Performance, stability and accuracy of the chromosome scaffolder tool (chromosome_scaffolder.sh) has been improved.
MINOR UPDATE 04/29/2022: removed deprecated sys/sysctl.h header from CA8. The header was deprecated in glibc 2.32, and its presence prevented compilation on newer systems.
MaSuRCA 4.0.8
This release fixes a bug in SAMBA that resulted in failure in nucmer alignment step on some data sets.
SAMBA can now use gzipped fasta file for scaffolding sequences. The sequences to be scaffolded have to be in fasta format, not gzipped.
This release also improves usage messages.
MaSuRCA 4.0.7
This release has significant improvements to SAMBA scaffolder, in error rates, output contiguity, and consensus quality. Since SAMBA now is part of default MaSuRCA assembly pipeline, the quality and contiguity of the MaSuRCA assemblies improves as well.

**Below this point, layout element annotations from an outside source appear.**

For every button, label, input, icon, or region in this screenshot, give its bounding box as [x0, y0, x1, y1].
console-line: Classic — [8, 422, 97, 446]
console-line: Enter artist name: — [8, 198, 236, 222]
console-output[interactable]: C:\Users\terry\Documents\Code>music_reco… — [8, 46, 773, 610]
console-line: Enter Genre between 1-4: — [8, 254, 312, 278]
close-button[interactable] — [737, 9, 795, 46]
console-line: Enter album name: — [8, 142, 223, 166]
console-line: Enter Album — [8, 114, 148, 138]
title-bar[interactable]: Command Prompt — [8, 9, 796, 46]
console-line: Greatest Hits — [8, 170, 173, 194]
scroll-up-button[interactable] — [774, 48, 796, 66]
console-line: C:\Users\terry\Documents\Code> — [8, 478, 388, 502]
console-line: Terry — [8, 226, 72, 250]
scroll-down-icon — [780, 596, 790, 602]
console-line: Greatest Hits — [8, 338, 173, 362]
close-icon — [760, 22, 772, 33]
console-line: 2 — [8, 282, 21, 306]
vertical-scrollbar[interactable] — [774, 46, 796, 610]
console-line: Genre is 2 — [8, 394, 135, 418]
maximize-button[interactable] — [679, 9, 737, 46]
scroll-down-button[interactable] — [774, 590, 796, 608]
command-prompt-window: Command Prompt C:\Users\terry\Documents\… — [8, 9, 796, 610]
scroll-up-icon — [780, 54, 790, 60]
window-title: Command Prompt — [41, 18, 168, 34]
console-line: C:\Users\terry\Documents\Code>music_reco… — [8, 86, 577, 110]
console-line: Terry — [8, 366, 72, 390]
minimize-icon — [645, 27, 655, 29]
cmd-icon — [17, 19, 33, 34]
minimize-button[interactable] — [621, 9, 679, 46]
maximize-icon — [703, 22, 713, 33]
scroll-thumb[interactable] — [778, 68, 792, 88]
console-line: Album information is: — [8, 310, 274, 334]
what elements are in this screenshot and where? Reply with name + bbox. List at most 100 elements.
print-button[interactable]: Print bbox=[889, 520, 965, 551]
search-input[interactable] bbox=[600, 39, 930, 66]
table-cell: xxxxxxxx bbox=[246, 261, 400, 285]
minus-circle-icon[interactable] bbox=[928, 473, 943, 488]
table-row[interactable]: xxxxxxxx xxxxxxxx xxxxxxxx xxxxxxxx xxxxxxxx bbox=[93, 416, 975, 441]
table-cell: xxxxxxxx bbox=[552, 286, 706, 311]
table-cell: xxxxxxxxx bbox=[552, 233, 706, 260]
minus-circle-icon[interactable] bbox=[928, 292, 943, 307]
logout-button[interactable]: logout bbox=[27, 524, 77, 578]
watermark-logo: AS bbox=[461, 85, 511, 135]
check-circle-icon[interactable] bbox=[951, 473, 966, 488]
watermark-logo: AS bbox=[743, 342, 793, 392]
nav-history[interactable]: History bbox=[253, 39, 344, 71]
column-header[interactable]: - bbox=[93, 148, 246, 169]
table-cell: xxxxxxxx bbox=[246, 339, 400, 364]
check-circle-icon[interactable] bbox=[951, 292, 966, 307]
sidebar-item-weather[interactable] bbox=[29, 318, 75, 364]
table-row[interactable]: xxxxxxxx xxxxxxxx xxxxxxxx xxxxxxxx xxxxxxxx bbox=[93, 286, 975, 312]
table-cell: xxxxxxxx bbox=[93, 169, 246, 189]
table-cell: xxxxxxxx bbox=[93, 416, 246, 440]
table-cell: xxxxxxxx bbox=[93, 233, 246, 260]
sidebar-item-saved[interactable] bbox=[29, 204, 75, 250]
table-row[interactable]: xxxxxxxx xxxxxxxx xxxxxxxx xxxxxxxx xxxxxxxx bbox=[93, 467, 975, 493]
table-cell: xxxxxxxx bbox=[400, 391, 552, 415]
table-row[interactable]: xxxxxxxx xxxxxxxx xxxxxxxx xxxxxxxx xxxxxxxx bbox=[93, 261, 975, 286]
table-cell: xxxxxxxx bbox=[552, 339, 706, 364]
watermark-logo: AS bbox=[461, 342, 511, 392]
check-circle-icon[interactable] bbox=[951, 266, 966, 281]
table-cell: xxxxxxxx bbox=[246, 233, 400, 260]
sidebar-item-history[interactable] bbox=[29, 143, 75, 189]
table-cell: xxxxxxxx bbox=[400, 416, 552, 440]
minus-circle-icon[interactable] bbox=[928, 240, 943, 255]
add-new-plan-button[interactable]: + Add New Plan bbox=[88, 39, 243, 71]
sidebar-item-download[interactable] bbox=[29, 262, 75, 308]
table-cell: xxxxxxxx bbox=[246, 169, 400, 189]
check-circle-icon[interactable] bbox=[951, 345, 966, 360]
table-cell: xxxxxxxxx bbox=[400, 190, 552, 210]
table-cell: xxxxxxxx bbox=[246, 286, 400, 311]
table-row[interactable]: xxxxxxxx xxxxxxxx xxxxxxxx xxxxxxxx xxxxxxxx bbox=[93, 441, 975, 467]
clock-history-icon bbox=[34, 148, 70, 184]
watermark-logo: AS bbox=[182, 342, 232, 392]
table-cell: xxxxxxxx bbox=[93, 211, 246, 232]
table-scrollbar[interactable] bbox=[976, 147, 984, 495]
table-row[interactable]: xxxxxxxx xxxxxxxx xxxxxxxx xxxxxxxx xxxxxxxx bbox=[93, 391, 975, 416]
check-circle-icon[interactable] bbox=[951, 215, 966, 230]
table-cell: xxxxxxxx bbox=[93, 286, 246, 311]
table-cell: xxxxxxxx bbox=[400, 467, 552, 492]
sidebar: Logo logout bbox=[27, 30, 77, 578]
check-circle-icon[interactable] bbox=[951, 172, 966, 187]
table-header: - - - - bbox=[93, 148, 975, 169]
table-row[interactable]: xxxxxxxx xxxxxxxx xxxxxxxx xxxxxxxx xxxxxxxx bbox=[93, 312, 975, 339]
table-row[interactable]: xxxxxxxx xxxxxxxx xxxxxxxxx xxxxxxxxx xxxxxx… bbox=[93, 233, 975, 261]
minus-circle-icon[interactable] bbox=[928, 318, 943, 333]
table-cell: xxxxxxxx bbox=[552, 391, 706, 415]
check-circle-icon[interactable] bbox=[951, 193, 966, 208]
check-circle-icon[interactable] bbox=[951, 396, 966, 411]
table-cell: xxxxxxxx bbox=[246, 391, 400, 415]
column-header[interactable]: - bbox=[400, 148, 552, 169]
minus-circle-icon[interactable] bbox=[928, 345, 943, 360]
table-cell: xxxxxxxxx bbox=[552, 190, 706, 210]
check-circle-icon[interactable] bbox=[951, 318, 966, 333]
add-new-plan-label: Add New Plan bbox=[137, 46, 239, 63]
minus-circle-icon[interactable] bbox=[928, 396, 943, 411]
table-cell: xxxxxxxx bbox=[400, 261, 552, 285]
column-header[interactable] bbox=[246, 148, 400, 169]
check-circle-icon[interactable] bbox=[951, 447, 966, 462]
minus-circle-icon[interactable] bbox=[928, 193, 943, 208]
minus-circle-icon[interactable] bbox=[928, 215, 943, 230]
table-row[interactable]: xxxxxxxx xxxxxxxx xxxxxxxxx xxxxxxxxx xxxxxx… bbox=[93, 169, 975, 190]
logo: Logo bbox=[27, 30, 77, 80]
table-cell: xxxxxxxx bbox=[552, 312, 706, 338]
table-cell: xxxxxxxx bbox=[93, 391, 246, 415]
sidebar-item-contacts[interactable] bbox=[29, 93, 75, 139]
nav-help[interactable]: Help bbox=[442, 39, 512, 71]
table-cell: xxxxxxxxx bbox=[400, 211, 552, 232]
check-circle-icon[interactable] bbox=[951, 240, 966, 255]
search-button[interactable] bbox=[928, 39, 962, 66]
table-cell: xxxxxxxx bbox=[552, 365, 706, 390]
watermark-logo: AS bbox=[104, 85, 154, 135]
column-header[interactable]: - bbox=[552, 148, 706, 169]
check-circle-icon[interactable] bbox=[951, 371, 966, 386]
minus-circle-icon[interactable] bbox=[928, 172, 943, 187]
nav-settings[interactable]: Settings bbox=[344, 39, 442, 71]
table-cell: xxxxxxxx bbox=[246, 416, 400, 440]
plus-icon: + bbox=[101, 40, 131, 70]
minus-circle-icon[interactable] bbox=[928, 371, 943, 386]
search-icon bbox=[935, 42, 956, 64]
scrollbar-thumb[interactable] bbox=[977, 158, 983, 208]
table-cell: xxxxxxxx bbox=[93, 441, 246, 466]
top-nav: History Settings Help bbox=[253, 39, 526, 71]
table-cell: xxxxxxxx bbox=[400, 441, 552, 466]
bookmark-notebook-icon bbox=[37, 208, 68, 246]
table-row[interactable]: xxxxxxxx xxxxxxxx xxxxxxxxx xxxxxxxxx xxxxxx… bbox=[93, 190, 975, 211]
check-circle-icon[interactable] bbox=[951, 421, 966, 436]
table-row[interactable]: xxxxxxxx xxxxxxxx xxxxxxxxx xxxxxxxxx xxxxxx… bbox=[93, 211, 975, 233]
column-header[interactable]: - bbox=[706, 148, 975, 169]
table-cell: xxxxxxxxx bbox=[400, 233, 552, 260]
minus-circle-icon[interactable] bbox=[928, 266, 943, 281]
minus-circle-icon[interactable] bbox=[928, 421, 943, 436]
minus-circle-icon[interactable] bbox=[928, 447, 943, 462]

I also added assembly QV computation to POLCA, QV for the assembly is now reported in .report file, along with the other metrics. Note that POLCA polisher has -n option that allows it to run in "evaluation" mode where it outputs number or errors it detects in the assembly, but does not make any corrections. After that one can rerun the pipeline without -n switch to make corrections. Also -n option is useful for efficiently producing VCF file containing variant calls made by freebayes.
MaSuRCA 4.0.6
The 4.0.6 release introduces code cleanup and performance improvements in MaSuRCA assembly pipeline, POLCA error correction/assembly evaluation tool and SAMBA scaffolder.
In response to the several issues raised by the users with use of POLCA and chromosome scaffolder, I recommend that users install MaSuRCA in a separate folder with the provided install.sh script as opposed to installing it globally into /usr/local/bin. MaSuRCA is self-contained and it does not require root privileges to compile, install and run. Many components of MaSuRCA depend on having appropriate versions of binaries such as samtools, mummer and jellyfish, that are provided with MaSuRCA and may produce errors is the system attempts to use different versions of these tools available on the $PATH. For these specific versions MaSuRCA will always first look to use the binaries installed under /path-to/MaSuRCA-x.x.x/bin/.
MaSuRCA 4.0.5
This is a maintenance release that improves the stability of masurca scaffolder (soon to be published as SAMBA tool), and improves speed and consensus quality of the hybrid assemblies.
Major changes:
- upgraded swig headers to version 4.0.2
- fixed occasional division by zero bug in masurca scaffolder
- removed the step of k-mer size reduction for the super-reads, it is not needed with the improvements that has been made recently
- the masurca_scaffolder.sh tool has been renamed to samba.sh tool (manuscript in preparation)
- The SAMBA tool can be used to close intrascaffold gaps when invoked through close_scaffold_gaps.sh script.